By Julianna Ritzu
The past couple of years have seen an eruption of social justice activism across the United States unlike anything seen since the Civil Rights Movement. Specifically the Black Lives Matter movement, which began as a response following the death of Trayvon Martin and the acquittal of his killer, George Zimmerman, on second-degree murder charges, has become crucial in increasing the awareness surrounding systemic racism and oppression of the black community, and mobilizing people to take action. The events of this summer, which saw the deaths of Alton Sterling, Philando Castile, and Paul O’Neal, each at the hands of police brutality, and the shooting of police officers in Dallas this July, which left 9 officers injured and 5 dead, made it clear that the time to act is now. And that’s exactly what Eva Lewis ‘17 did.
On July 11, Lewis, a senior at Payton, and three other organizers from outside of Payton, organized a silent sit-in and solidarity march in Millennium Park, calling on Chicago youth of all races and backgrounds to join in protesting police brutality and gun violence. A second march occurred on August 7 to protest the death of Paul O’Neal. The significance of these protests, of four teenage girls organizing two protests exclusively for youth, when up to this point, public demonstrations of this size have been dominated by adults, can not be understated, especially when these two protests proved to be the most influential the city has seen this summer, drawing media attention nationwide. This overwhelming success speaks not only to the importance of the issues at hand, but to the ambition and dedication of the organizers.

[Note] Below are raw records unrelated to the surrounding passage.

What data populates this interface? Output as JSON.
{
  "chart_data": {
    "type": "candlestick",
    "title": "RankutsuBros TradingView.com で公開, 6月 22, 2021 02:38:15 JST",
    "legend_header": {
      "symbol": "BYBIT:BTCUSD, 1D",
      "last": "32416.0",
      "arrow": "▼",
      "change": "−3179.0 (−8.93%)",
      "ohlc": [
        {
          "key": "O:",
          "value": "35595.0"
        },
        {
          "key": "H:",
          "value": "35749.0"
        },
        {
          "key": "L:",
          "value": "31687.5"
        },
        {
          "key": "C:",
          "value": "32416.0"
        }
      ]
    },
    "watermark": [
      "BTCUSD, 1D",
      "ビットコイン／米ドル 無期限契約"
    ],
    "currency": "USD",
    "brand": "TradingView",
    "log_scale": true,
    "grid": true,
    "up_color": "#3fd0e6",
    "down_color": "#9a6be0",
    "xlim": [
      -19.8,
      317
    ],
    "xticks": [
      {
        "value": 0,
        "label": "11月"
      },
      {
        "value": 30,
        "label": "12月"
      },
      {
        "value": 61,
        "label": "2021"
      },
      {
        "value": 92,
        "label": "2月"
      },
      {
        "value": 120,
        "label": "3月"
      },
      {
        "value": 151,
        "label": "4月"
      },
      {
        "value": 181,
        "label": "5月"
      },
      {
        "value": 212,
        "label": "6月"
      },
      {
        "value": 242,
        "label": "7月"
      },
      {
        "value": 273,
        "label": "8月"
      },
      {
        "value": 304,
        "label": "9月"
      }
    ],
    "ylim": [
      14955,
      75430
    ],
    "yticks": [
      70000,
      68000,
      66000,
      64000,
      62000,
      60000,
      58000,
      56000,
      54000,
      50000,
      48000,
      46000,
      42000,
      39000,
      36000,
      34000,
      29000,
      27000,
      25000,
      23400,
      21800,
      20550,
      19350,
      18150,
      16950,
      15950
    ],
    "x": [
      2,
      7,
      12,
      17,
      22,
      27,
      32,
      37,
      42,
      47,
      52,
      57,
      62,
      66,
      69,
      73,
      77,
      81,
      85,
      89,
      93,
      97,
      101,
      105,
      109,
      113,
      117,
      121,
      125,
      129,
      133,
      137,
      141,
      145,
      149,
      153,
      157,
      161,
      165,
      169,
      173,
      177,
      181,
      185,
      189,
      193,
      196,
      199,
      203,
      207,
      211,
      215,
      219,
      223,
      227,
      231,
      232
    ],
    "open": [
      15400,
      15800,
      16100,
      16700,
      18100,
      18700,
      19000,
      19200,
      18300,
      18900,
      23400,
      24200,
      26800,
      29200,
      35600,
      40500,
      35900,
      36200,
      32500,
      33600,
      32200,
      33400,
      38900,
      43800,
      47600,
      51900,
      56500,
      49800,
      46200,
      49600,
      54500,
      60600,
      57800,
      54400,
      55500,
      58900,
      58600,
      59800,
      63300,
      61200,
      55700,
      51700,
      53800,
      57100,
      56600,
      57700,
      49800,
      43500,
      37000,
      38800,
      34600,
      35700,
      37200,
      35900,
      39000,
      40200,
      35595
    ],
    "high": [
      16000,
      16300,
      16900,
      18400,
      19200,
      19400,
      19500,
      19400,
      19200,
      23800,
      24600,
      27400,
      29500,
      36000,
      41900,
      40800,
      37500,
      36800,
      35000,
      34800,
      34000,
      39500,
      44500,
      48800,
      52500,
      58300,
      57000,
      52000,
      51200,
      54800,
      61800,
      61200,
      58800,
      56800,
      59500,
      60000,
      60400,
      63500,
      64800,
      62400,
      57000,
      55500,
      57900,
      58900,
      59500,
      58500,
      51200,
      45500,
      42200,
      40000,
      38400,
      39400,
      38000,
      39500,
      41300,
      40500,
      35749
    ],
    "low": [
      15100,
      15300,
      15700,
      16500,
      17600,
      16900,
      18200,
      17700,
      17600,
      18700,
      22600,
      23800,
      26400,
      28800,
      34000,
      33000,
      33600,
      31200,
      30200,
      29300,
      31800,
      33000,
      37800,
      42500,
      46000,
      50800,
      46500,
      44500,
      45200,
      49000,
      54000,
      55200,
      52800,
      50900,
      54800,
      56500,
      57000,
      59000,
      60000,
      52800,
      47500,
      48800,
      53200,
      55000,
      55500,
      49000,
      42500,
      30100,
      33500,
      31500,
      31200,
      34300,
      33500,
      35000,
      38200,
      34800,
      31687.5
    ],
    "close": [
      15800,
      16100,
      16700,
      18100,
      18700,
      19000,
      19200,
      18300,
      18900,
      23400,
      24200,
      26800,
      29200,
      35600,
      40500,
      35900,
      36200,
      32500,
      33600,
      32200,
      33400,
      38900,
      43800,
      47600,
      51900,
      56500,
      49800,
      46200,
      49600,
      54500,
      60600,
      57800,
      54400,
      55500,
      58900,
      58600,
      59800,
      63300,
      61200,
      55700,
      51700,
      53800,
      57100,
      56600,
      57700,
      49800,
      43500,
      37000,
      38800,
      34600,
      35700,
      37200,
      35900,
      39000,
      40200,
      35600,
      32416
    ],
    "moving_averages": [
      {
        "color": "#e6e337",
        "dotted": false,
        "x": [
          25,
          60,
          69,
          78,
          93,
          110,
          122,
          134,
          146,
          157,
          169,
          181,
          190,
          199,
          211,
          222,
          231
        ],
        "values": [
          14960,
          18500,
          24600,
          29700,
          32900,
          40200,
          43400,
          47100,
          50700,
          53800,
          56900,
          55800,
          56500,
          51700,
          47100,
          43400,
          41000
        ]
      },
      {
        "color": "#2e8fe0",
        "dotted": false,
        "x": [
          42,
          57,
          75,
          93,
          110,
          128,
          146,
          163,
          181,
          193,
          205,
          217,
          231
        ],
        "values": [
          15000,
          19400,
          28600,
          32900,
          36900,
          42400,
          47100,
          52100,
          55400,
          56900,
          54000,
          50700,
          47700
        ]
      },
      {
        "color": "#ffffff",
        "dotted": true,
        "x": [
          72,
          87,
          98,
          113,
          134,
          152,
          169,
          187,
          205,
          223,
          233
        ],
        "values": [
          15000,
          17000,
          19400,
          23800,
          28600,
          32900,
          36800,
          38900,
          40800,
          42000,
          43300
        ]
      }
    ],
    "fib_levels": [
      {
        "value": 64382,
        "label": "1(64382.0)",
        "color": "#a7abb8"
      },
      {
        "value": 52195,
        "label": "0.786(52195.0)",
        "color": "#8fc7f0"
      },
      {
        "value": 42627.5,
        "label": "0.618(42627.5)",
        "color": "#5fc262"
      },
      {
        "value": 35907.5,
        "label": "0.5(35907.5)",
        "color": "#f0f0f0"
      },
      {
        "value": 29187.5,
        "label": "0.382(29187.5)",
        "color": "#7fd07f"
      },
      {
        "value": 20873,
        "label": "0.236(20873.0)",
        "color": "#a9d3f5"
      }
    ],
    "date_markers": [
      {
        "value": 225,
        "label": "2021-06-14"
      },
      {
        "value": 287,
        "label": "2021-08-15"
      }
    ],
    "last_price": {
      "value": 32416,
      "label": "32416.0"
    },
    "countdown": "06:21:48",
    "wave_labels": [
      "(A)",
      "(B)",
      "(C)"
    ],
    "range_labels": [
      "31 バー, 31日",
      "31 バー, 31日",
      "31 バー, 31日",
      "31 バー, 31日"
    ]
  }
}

Eva’s passion for activism is clear, and her commitment to her cause, to fighting systemic oppression through youth-based social change, becomes evident when discussing her inspiration for organizing these protests.
“There were a lot of protests happening around, and we didn’t see a lot of youth getting involved,” Lewis explained. “People say that youth are just like ‘Twitter activists,’ like the only thing we do is post, and we were like, ‘no, the four of us, we are more than that.’ Since the protests were so public, we thought, ‘why not talk about police brutality and also gun violence,’ because people were just talking about Black Lives Matter and police brutality, but we wanted to talk about how both police brutality and gun violence come from systemic oppression, and in order for gun violence and police brutality to be gone, we need to get rid of systemic oppression.”
This distinction is increasingly important in a city long plagued by gun violence and a corrupt police department. A city that, in 2016, faced its deadliest year in two decades, with more homicides than New York and Los Angeles combined and over 3,000 victims of shootings this year alone. A city that, in September of the year, moved to fire the 5 officers most closely involved in the Laquan McDonald shooting and subsequent coverup, a coverup fueled by the reelection campaigns of city officials. A city whose long history of corruption, in both politics and law enforcement, have become so tightly intertwined that many believe that the justice system is rigged, only supporting those with money, privilege and connections, and turning a blind eye to the racial injustices that oppress communities everyday.
Eva acknowledges this, saying “People say that the system is broken. The system isn’t broken, the system is doing what it’s supposed to do. Police brutality is an effect of systemic oppression. We just want abolition, we want freedom, and policy change isn’t effective because you can imagine the system like a broken car, where if you fix the engine, or if you fix a piece of it, you’re not fixing the car.”
It is this harsh truth that makes the sheer success of her protests so powerful. Her first protest drew over 1,000 young people of all ages, ethnicities, and socioeconomic backgrounds, halting traffic and shutting down streets in downtown Chicago for several hours. The event made local and national news and trended nationally on Twitter, prompting the four activists to start the organization BLM Youth (@blmchiyouth on Twitter) to create a larger platform for future organizing and youth activism.
“Youth activism is important because we have to live with the repercussions of the things that are going on and it’s important for us to express how we want our lives to look like,” said Lewis. ‘And that’s why youth are so passionate about things, because our generation went through such a culture shock. We’re the first generation ever to grow up where the systemic oppression is history. What did Malcolm X fight for, what did Martin Luther King fight for, what did Assata, Rosa, all these people, fight for, if not our freedom, and we don’t still have it. That’s why it’s important that we do it.”
So what are her future goals as an activist? Eva wants to continue working on the non-profit she launched, entitled The I Project (www.itstheiproject.com), an initiative promoting intersectionality, and a collaboration that joins many artists through photography, poetry, and writing. Additionally, she will be traveling to New York in October to attend International Day of The Girl, an event she has been invited to speak at by the United Nations, in front of international leaders.
When reflecting on the success of her protests, Eva adds, “We were attempting to rewrite the narratives in the city, because people demonize us and say that we are violent, and that we don’t care about anything, especially youth of color, and we were like, no, we can come together and do this peacefully and so our goal was no arrests, and to show the media that these things are possible, and also that black girls can do this. This is for black girls. I think that’s probably why it took off in the way it did.”